Seminar by Prof. Nili Harnik from Tel Aviv University
28 February 2023
KST 14:00 – 15:00
The Seminar is being held in Room 1010 (Jasmin) – Integrated mechanical engineering building. Click here for the campus map.
Satellite image-movies of clouds show an intricate variety of shapes of cloudy-areas moving around and changing constantly, on a multitude of spatial scales. Specifically, we see an organization of convection into coherent large scale structures, as part of moist tropical systems. These large scale moist systems, by diverse means, play a major role in shaping the kind of weather occurring during a given season, and are responsible for much of the extreme weather in the tropics. Spectral analysis of brightness temperatures – a proxy for deep convection- reveals peaks along linear dispersion relation curves for planetary scale waves, alongside a red noise spectrum.
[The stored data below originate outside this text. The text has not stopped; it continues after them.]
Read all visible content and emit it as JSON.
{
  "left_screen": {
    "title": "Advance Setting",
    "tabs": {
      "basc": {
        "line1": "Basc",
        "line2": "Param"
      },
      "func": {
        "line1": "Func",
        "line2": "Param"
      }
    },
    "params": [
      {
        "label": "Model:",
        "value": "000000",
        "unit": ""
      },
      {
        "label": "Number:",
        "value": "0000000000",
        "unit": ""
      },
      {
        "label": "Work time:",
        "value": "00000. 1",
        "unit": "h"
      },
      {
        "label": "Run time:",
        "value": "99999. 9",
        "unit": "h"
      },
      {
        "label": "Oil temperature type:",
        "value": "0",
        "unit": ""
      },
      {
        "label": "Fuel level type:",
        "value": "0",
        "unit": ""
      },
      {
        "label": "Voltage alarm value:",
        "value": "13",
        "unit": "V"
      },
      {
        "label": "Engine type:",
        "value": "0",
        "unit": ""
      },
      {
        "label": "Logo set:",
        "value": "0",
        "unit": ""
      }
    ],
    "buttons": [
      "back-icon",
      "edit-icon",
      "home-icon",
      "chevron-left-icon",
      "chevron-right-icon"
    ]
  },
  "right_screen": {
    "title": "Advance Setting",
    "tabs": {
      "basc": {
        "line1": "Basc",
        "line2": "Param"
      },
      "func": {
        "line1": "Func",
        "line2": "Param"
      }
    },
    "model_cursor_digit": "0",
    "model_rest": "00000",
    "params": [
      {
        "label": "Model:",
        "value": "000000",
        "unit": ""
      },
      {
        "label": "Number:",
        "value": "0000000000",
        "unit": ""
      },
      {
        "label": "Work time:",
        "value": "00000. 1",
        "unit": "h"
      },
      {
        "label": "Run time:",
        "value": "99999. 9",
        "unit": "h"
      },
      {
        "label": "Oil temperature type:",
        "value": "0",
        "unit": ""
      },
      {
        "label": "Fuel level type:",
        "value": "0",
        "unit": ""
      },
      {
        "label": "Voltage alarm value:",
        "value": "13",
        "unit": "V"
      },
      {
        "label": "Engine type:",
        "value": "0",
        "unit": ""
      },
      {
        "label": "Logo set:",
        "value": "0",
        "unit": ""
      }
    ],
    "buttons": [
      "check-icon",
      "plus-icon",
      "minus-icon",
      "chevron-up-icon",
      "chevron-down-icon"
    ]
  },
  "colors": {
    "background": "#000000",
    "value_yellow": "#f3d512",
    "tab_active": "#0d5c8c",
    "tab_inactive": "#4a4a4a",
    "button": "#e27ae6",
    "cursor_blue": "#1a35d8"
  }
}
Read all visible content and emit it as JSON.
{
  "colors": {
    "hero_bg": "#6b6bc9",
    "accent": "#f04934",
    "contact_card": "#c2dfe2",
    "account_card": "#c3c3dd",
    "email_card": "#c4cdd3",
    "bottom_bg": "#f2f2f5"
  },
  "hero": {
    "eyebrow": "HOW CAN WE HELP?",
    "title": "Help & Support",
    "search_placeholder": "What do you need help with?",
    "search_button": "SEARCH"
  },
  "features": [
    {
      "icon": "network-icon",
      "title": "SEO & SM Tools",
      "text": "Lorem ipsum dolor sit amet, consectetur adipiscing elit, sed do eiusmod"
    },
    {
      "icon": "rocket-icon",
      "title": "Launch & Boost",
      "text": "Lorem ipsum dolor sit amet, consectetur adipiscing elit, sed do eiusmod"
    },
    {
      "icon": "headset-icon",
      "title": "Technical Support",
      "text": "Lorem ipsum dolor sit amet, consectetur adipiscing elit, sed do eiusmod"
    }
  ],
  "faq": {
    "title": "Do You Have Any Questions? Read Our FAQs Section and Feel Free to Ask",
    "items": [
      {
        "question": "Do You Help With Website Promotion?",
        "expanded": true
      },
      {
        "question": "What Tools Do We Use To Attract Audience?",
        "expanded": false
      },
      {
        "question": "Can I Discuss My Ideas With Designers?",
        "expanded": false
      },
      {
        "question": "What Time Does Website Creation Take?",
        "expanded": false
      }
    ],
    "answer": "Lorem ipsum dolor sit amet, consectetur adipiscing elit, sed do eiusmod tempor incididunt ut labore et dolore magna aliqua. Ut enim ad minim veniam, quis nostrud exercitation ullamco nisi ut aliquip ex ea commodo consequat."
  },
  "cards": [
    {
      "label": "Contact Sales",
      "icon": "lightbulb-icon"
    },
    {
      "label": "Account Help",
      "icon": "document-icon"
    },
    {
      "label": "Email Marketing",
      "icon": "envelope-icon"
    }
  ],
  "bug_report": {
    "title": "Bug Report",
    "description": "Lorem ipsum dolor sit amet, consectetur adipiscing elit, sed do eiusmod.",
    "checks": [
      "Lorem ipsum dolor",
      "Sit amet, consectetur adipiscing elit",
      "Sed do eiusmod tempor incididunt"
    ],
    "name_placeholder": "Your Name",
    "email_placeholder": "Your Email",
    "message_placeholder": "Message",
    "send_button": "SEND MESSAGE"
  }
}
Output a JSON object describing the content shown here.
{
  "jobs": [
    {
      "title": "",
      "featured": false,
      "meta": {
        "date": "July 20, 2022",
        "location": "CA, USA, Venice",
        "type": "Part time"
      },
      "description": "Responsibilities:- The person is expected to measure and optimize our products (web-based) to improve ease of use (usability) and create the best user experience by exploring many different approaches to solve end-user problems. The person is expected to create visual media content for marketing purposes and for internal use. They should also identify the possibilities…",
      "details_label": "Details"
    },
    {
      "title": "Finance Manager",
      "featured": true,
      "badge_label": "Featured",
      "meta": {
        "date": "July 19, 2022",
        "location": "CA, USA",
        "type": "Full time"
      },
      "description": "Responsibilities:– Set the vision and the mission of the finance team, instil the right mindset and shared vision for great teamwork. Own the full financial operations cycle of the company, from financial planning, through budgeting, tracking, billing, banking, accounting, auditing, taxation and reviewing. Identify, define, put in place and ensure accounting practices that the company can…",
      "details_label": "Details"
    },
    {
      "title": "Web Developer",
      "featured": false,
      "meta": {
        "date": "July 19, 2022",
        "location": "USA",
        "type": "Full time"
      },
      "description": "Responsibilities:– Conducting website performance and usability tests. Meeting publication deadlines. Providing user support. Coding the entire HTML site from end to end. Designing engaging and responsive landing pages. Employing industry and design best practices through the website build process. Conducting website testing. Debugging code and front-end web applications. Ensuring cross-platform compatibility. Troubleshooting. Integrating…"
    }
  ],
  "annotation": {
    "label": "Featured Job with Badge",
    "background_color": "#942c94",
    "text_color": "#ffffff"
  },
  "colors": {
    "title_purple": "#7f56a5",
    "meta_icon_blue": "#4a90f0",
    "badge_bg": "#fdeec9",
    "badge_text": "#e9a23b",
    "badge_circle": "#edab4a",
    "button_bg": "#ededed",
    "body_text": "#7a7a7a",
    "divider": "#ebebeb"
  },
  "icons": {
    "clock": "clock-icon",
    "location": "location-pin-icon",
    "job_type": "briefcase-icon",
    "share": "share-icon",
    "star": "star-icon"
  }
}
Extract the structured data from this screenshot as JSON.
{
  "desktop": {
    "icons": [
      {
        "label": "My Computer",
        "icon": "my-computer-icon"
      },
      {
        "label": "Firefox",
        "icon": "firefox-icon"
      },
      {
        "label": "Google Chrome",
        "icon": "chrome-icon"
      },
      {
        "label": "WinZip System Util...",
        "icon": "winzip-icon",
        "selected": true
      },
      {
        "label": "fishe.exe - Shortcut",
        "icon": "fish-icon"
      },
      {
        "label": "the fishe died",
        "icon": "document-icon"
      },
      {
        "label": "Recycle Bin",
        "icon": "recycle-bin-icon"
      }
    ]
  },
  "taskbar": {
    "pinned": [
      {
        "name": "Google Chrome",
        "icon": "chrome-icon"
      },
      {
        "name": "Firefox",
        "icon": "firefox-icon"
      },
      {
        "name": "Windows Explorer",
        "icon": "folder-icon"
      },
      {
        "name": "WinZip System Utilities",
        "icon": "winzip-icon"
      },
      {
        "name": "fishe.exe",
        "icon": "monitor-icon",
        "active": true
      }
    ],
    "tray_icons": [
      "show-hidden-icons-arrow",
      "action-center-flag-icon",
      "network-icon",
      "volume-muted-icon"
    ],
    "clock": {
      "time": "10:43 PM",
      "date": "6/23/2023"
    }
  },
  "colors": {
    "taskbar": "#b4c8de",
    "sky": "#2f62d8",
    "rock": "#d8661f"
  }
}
This coexistence of waves and turbulence in the tropics has not been studied before, and specifically, whether the planetary scale waves can be excited via an upscale turbulent cascade from mesoscale convective systems. We will examine this in a simple model run in tropical-planet configuration, in which there are no large-scale gradients in heating or sea surface temperatures. This allows us to examine these interactions without the influence of midlatitude weather. We find that mesoscale structures aggregate to larger scales only if vorticity anomalies are excited strongly enough. The process of convection aggregation from cloud scale to mesoscale has been extensively studied. Our study can be viewed as complementing these studies by examining the aggregation from mesoscale to planetary scales.